A Bari i prezzi calano del 5,5% nel primo semestre 2010
A BARI
Mercato casa, i prezzi calano del 5,5%
E i costruttori vendono al ribasso
L'indagine della
Gabetti sulle operazioni immobiliari
Per «piazzare» un appartamento tempo medio di 8 mesi
BARI -
Diminuzione dei prezzi immobiliari a Bari (meno 5,5%) nel primo semestre del 2010 con picchi nelle zone centrali e prestigiose. Lo sottolinea uno studio della Gabetti che indica una dilazione dei tempi di vendita delle case. Per un appartamento in centro, infatti, ci vogliono 8 mesi con uno sconto (
il divario fra prezzo inizialmente proposto al mercato e quello effettivo di vendita) è del 10-15%.
IL CALO -
I costruttori stanno, in linea di massima, rivedendo al ribasso i listini.
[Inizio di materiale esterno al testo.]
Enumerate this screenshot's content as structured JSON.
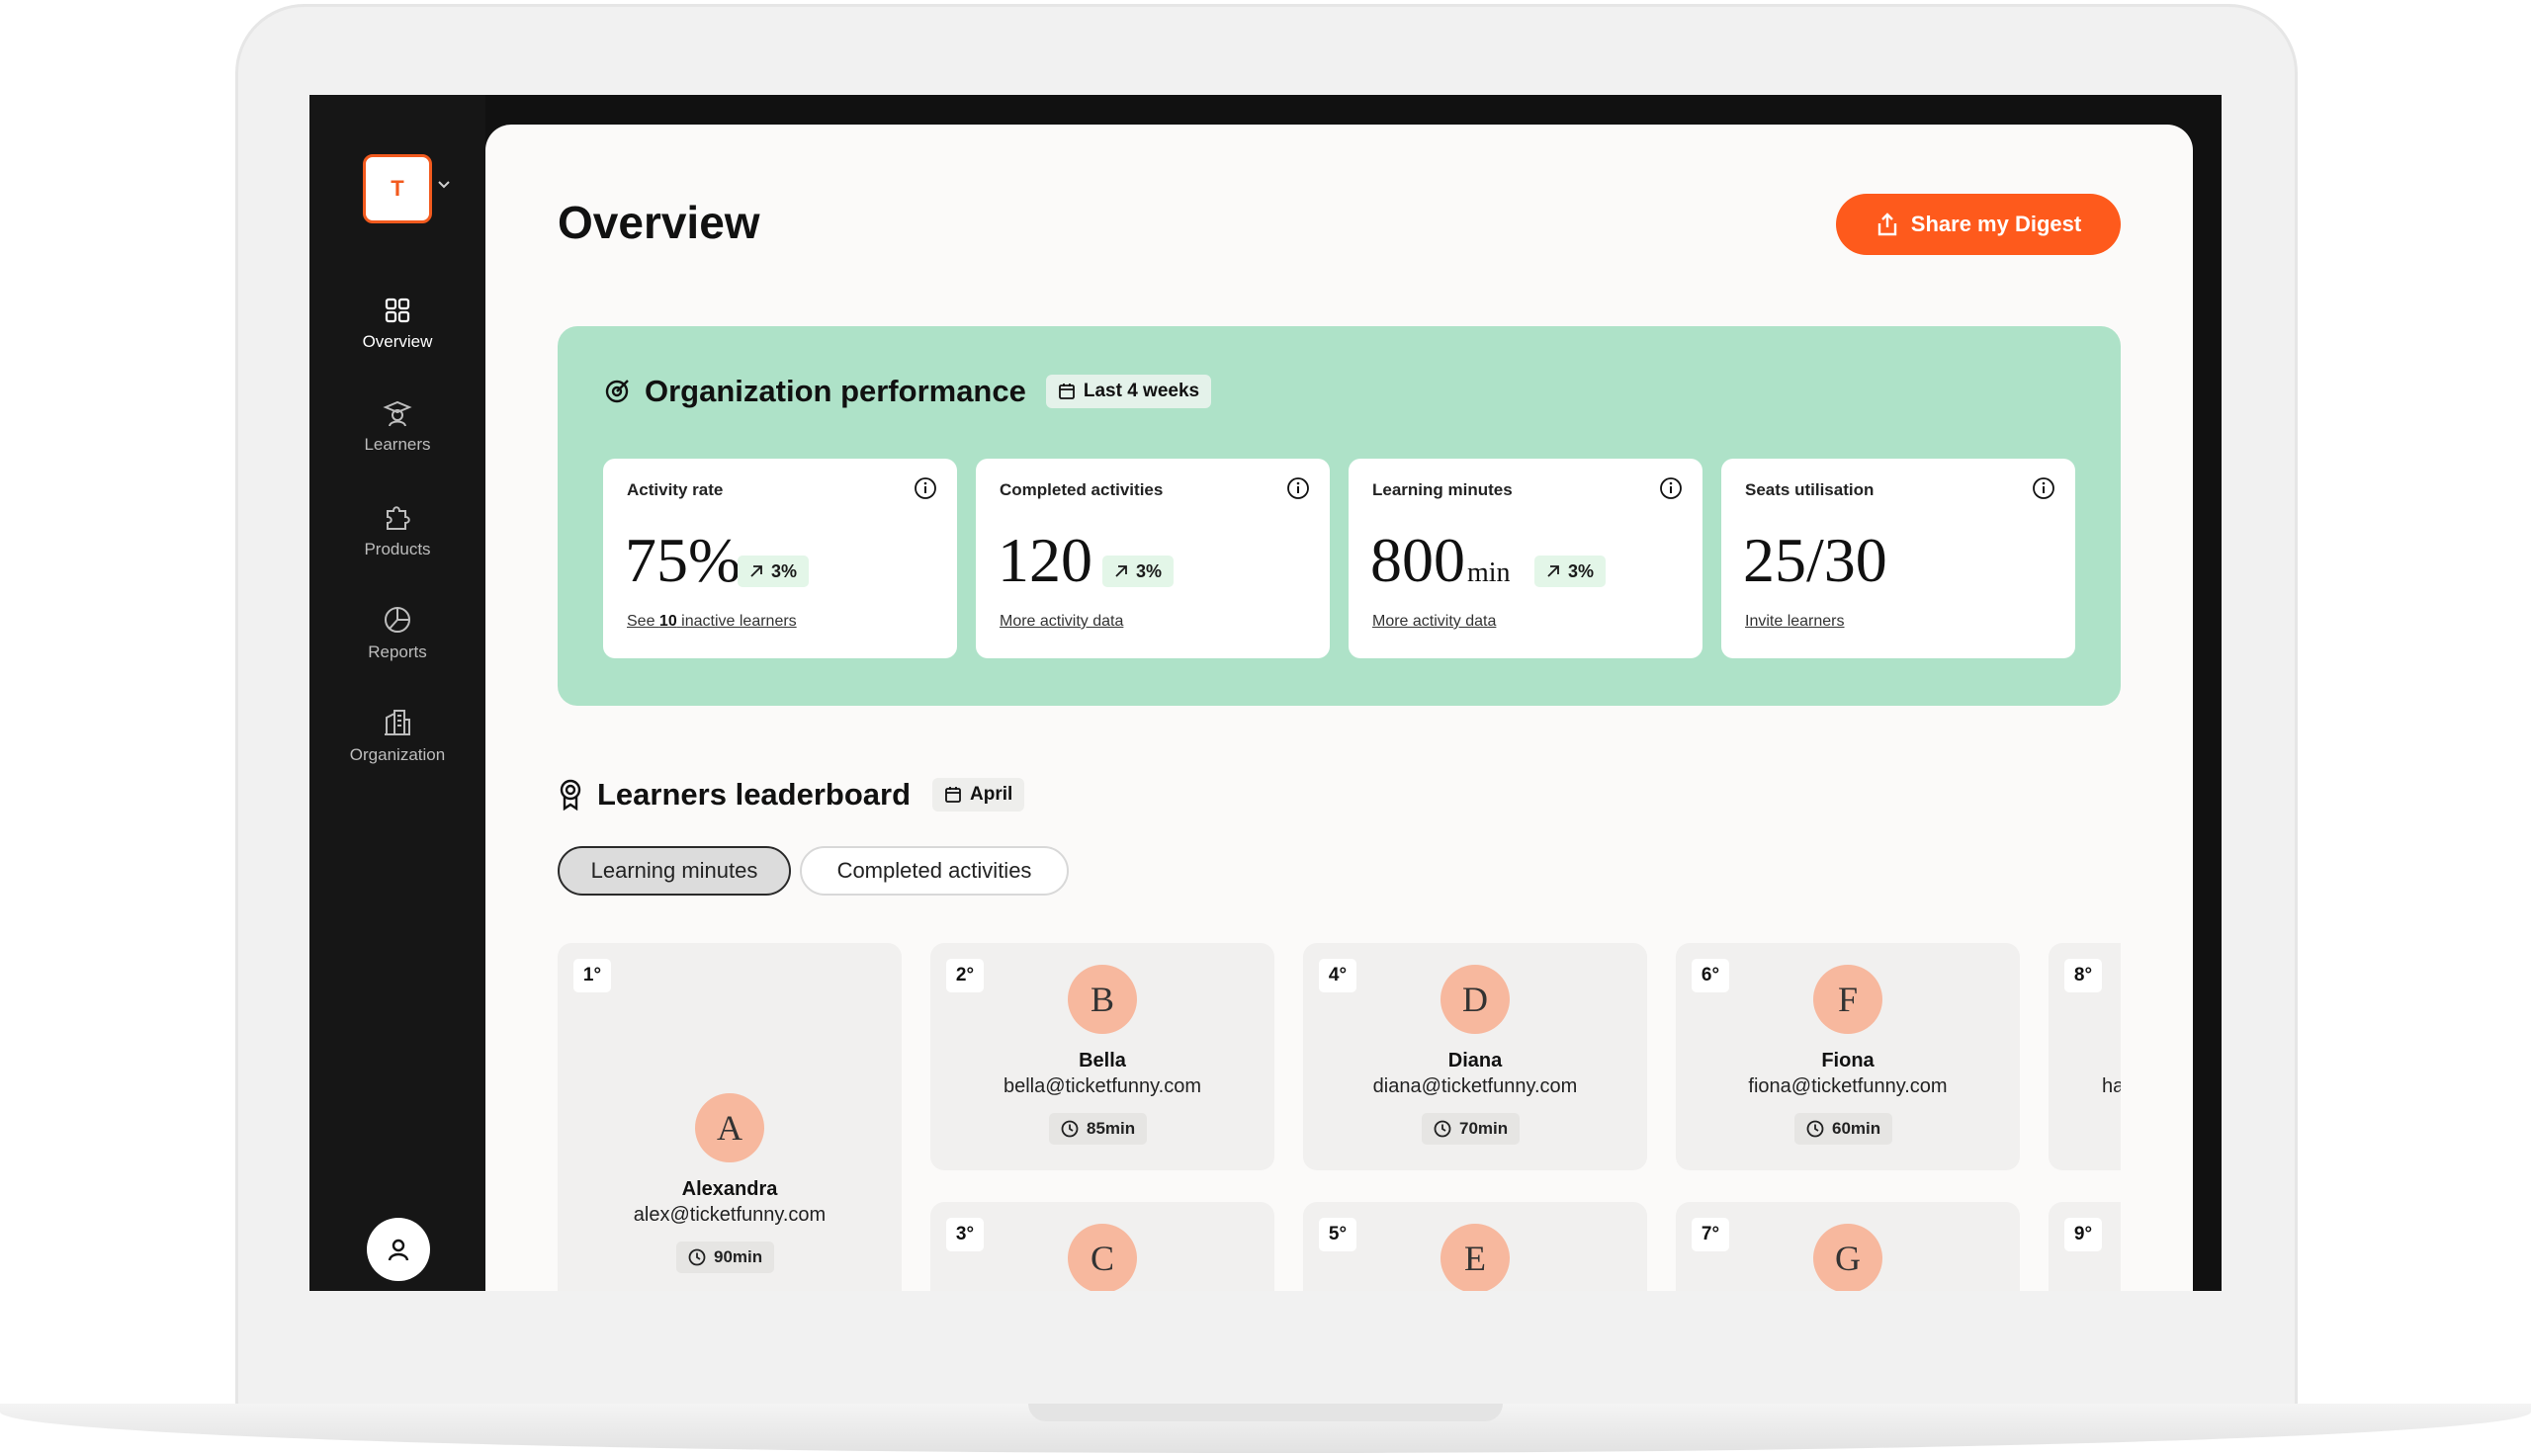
{
  "sidebar": {
    "org_initial": "T",
    "items": [
      {
        "label": "Overview",
        "icon": "grid-icon"
      },
      {
        "label": "Learners",
        "icon": "learner-icon"
      },
      {
        "label": "Products",
        "icon": "puzzle-icon"
      },
      {
        "label": "Reports",
        "icon": "pie-chart-icon"
      },
      {
        "label": "Organization",
        "icon": "building-icon"
      }
    ]
  },
  "header": {
    "title": "Overview",
    "share_label": "Share my Digest"
  },
  "performance": {
    "title": "Organization performance",
    "period": "Last 4 weeks",
    "metrics": [
      {
        "label": "Activity rate",
        "value": "75%",
        "unit": "",
        "trend": "3%",
        "link_pre": "See ",
        "link_bold": "10",
        "link_post": " inactive learners"
      },
      {
        "label": "Completed activities",
        "value": "120",
        "unit": "",
        "trend": "3%",
        "link": "More activity data"
      },
      {
        "label": "Learning minutes",
        "value": "800",
        "unit": "min",
        "trend": "3%",
        "link": "More activity data"
      },
      {
        "label": "Seats utilisation",
        "value": "25/30",
        "unit": "",
        "link": "Invite learners"
      }
    ]
  },
  "leaderboard": {
    "title": "Learners leaderboard",
    "period": "April",
    "tabs": [
      "Learning minutes",
      "Completed activities"
    ],
    "entries": [
      {
        "rank": "1°",
        "initial": "A",
        "name": "Alexandra",
        "email": "alex@ticketfunny.com",
        "minutes": "90min"
      },
      {
        "rank": "2°",
        "initial": "B",
        "name": "Bella",
        "email": "bella@ticketfunny.com",
        "minutes": "85min"
      },
      {
        "rank": "3°",
        "initial": "C"
      },
      {
        "rank": "4°",
        "initial": "D",
        "name": "Diana",
        "email": "diana@ticketfunny.com",
        "minutes": "70min"
      },
      {
        "rank": "5°",
        "initial": "E"
      },
      {
        "rank": "6°",
        "initial": "F",
        "name": "Fiona",
        "email": "fiona@ticketfunny.com",
        "minutes": "60min"
      },
      {
        "rank": "7°",
        "initial": "G"
      },
      {
        "rank": "8°",
        "email_fragment": "ha"
      },
      {
        "rank": "9°"
      }
    ]
  },
  "colors": {
    "accent": "#fe5a1c",
    "performance_bg": "#aee2c8",
    "avatar_bg": "#f7b89e",
    "sidebar_bg": "#161616"
  }
}
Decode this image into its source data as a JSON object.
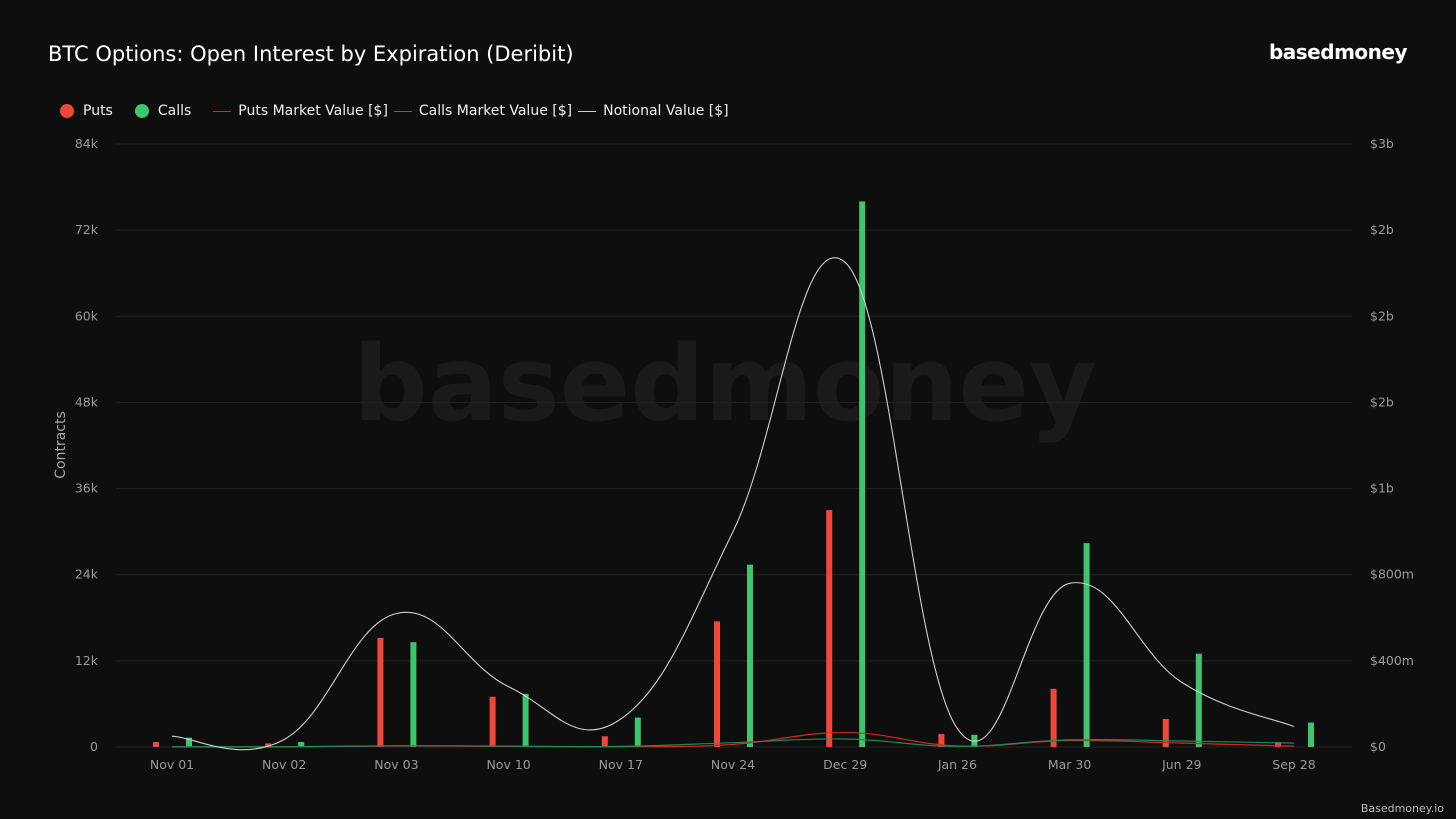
{
  "header": {
    "title": "BTC Options: Open Interest by Expiration (Deribit)",
    "brand": "basedmoney"
  },
  "footer": {
    "credit": "Basedmoney.io"
  },
  "watermark": "basedmoney",
  "colors": {
    "background": "#0e0e0e",
    "puts": "#f0473c",
    "calls": "#3fc56b",
    "puts_mv_line": "#d6291c",
    "calls_mv_line": "#1f8a55",
    "notional_line": "#cfcfcf",
    "grid": "#222222"
  },
  "legend": [
    {
      "label": "Puts",
      "kind": "dot",
      "color": "#f0473c"
    },
    {
      "label": "Calls",
      "kind": "dot",
      "color": "#3fc56b"
    },
    {
      "label": "Puts Market Value [$]",
      "kind": "line",
      "color": "#d6291c"
    },
    {
      "label": "Calls Market Value [$]",
      "kind": "line",
      "color": "#1f8a55"
    },
    {
      "label": "Notional Value [$]",
      "kind": "line",
      "color": "#cfcfcf"
    }
  ],
  "chart_data": {
    "type": "bar",
    "title": "BTC Options: Open Interest by Expiration (Deribit)",
    "categories": [
      "Nov 01",
      "Nov 02",
      "Nov 03",
      "Nov 10",
      "Nov 17",
      "Nov 24",
      "Dec 29",
      "Jan 26",
      "Mar 30",
      "Jun 29",
      "Sep 28"
    ],
    "ylabel": "Contracts",
    "ylim": [
      0,
      84000
    ],
    "yticks": [
      0,
      12000,
      24000,
      36000,
      48000,
      60000,
      72000,
      84000
    ],
    "ytick_labels": [
      "0",
      "12k",
      "24k",
      "36k",
      "48k",
      "60k",
      "72k",
      "84k"
    ],
    "y2lim": [
      0,
      2800000000
    ],
    "y2ticks": [
      0,
      400000000,
      800000000,
      1200000000,
      1600000000,
      2000000000,
      2400000000,
      2800000000
    ],
    "y2tick_labels": [
      "$0",
      "$400m",
      "$800m",
      "$1b",
      "$2b",
      "$2b",
      "$2b",
      "$3b"
    ],
    "legend_position": "top-left",
    "grid": true,
    "series": [
      {
        "name": "Puts",
        "kind": "bar",
        "axis": "left",
        "values": [
          700,
          500,
          15200,
          7000,
          1500,
          17500,
          33000,
          1800,
          8100,
          3900,
          700
        ]
      },
      {
        "name": "Calls",
        "kind": "bar",
        "axis": "left",
        "values": [
          1300,
          700,
          14600,
          7400,
          4100,
          25400,
          76000,
          1700,
          28400,
          13000,
          3400
        ]
      },
      {
        "name": "Puts Market Value [$]",
        "kind": "line",
        "axis": "right",
        "values": [
          0,
          0,
          5000000,
          3000000,
          1000000,
          12000000,
          67000000,
          5000000,
          30000000,
          18000000,
          4000000
        ]
      },
      {
        "name": "Calls Market Value [$]",
        "kind": "line",
        "axis": "right",
        "values": [
          1000000,
          1000000,
          6000000,
          4000000,
          3000000,
          20000000,
          37000000,
          3000000,
          33000000,
          28000000,
          18000000
        ]
      },
      {
        "name": "Notional Value [$]",
        "kind": "line",
        "axis": "right",
        "values": [
          50000000,
          35000000,
          620000000,
          280000000,
          130000000,
          1000000000,
          2250000000,
          85000000,
          760000000,
          300000000,
          95000000
        ]
      }
    ]
  }
}
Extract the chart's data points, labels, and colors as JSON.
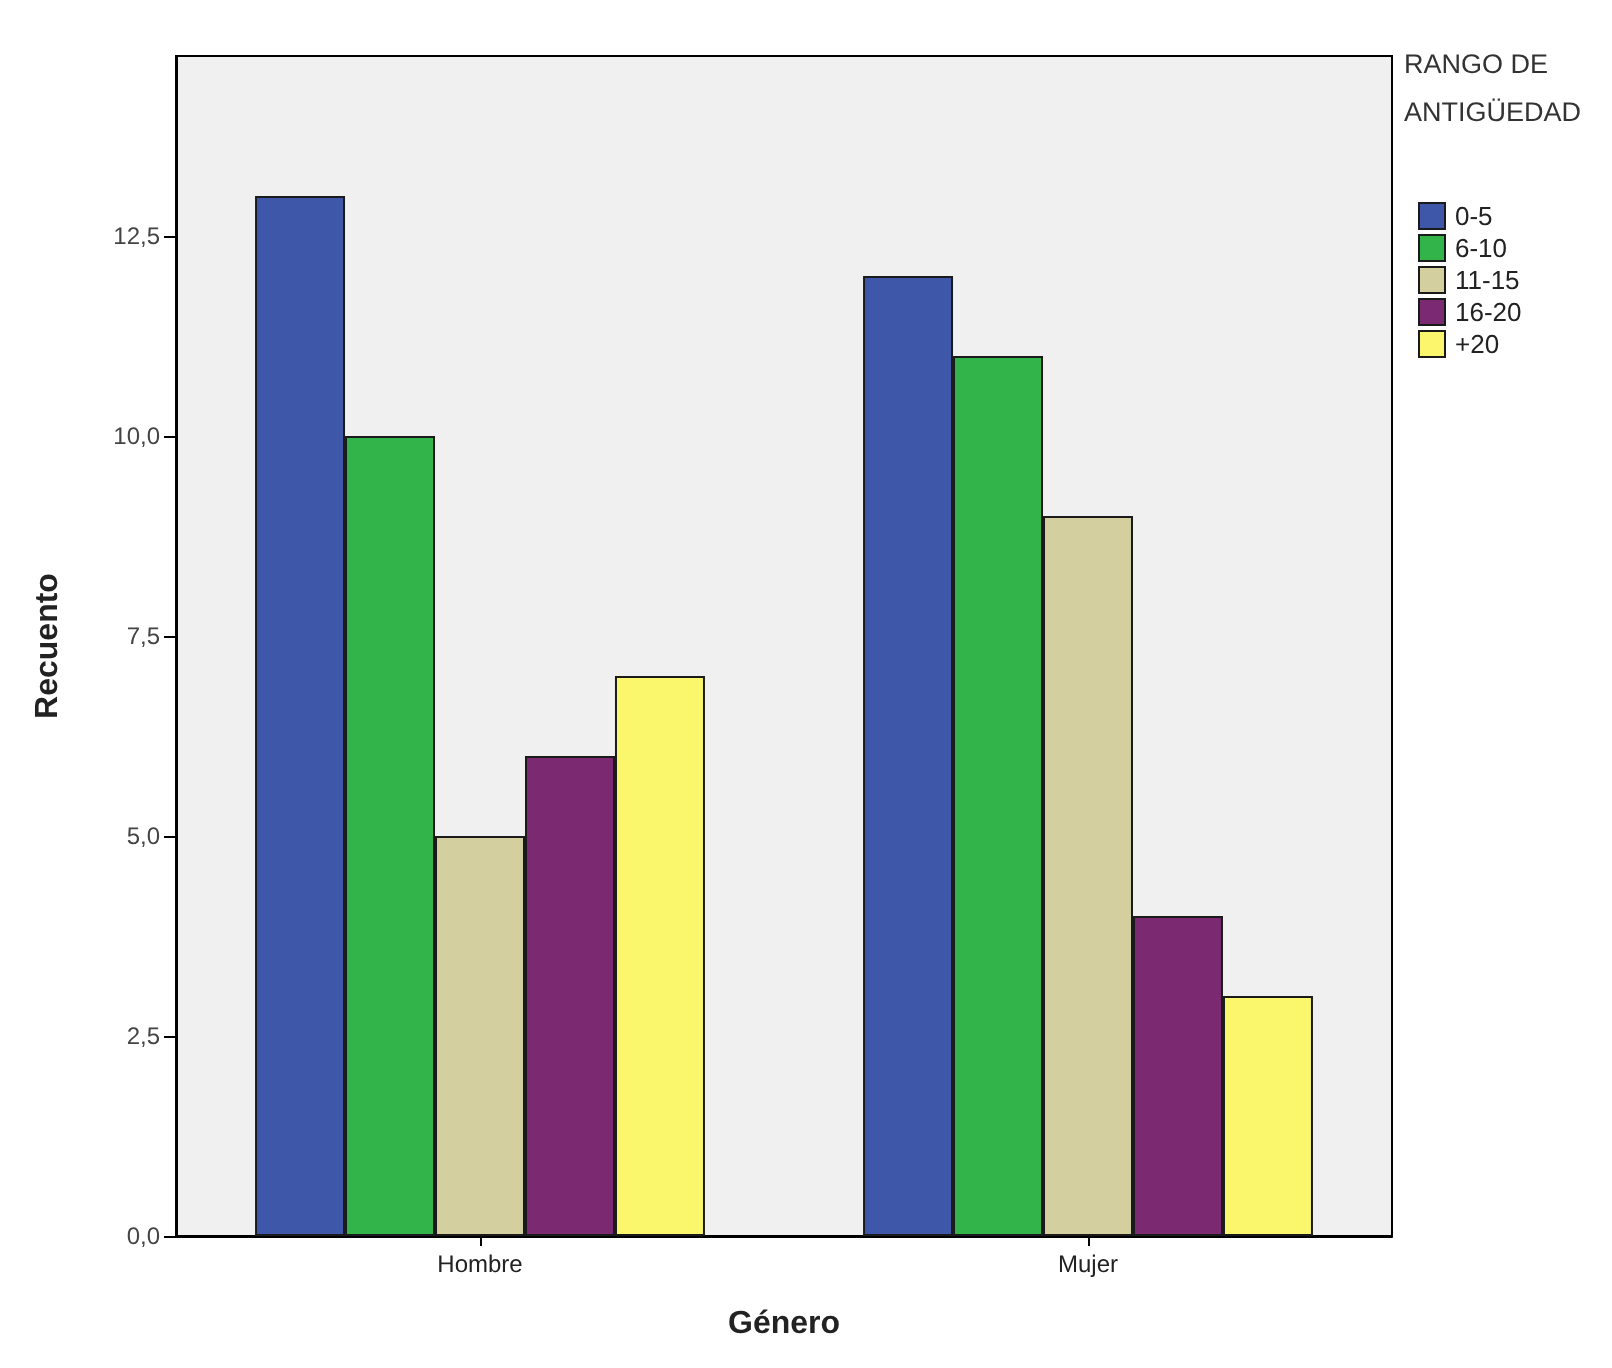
{
  "chart_data": {
    "type": "bar",
    "xlabel": "Género",
    "ylabel": "Recuento",
    "legend_title": "RANGO DE ANTIGÜEDAD",
    "categories": [
      "Hombre",
      "Mujer"
    ],
    "series": [
      {
        "name": "0-5",
        "color": "#3e57a8",
        "values": [
          13,
          12
        ]
      },
      {
        "name": "6-10",
        "color": "#33b44a",
        "values": [
          10,
          11
        ]
      },
      {
        "name": "11-15",
        "color": "#d3cf9e",
        "values": [
          5,
          9
        ]
      },
      {
        "name": "16-20",
        "color": "#7b2a72",
        "values": [
          6,
          4
        ]
      },
      {
        "name": "+20",
        "color": "#fbf76c",
        "values": [
          7,
          3
        ]
      }
    ],
    "ylim": [
      0,
      14.75
    ],
    "yticks": [
      {
        "value": 0,
        "label": "0,0"
      },
      {
        "value": 2.5,
        "label": "2,5"
      },
      {
        "value": 5,
        "label": "5,0"
      },
      {
        "value": 7.5,
        "label": "7,5"
      },
      {
        "value": 10,
        "label": "10,0"
      },
      {
        "value": 12.5,
        "label": "12,5"
      }
    ],
    "grid": false,
    "legend": "top right"
  }
}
La componente più dinamica della domanda è stata quella costituita da famiglie alla ricerca dell’acquisto migliorativo. Di solito fra i 30 e i 40 anni, con due stipendi e pronte a spendere per tre locali 250-300 mila euro. Le difficoltà maggiori si sono sentite nelle zone più popolari, spesso destinazione di giovani coppie, famiglie monoreddito e single. Molto richieste la zona Umbertina, che con la riapertura del Teatro Petruzzelli è diventata prestigiosa, la zona centrale perché servita e signorile, Madonnella per la vicinanza al mare, la presenza di stabili d’epoca in corso di ristrutturazione e per i prezzi un po’ più bassi rispetto al centro.
I PREZZI - Per un ristrutturato medio nella zona centrale e in Umbertina si spendono in media 4.mila euro al metro quadrato, che diventano 3.100 euro a Madonnella, area più domandata dai giovani, insieme a quella murattiana. Molto dinamico il mercato locativo a studenti. Si pagano in centro 300-350 euro al mese, a posto letto, in camera singola, mentre in doppia si è intorno ai 250 euro al mese. Le famiglie invece pagano per un tre locali 800-850 euro.
IL BUSINESS - Gli investitori classici si rivolgono al Centro, Carrassi, Poggiofranco, Madonnella, vogliono fare l’affare e puntano a controfferte sensibili, che raramente vanno in porto. La locazione studentesca assicura un rendimento lordo del 6-7%. I top prices si raggiungono in via Sparano, via Cognetti, via Imbriani, largo Adua, dove, per un signorile ristrutturato si spendono 5.000-5.500 euro al metro quadrato. Corso Cavour ha perso un po’ di valore nel suo tratto più commerciale, mentre è quotata in direzione di corso Vittorio Emanuele, da dove si vede il mare. A Poggiofranco si stanno realizzando delle nuove costruzioni, con box e posti auto, in contesti con stabili recintati con verde, le quotazioni sono di 3.500-4.000 euro. A Japigia la disponibilità di spesa per i due locali è in media di 100 mila euro, che sale a 220-230 mila euro per la camera aggiuntiva. Fra i progetti significativi il rifacimento di piazza Cesare Battisti, tra le vie Crisanzio e Nicolai, su cui si affacciano il Palazzo dell'Ateneo, la Facoltà di Giurisprudenza e l'ex Palazzo delle Poste.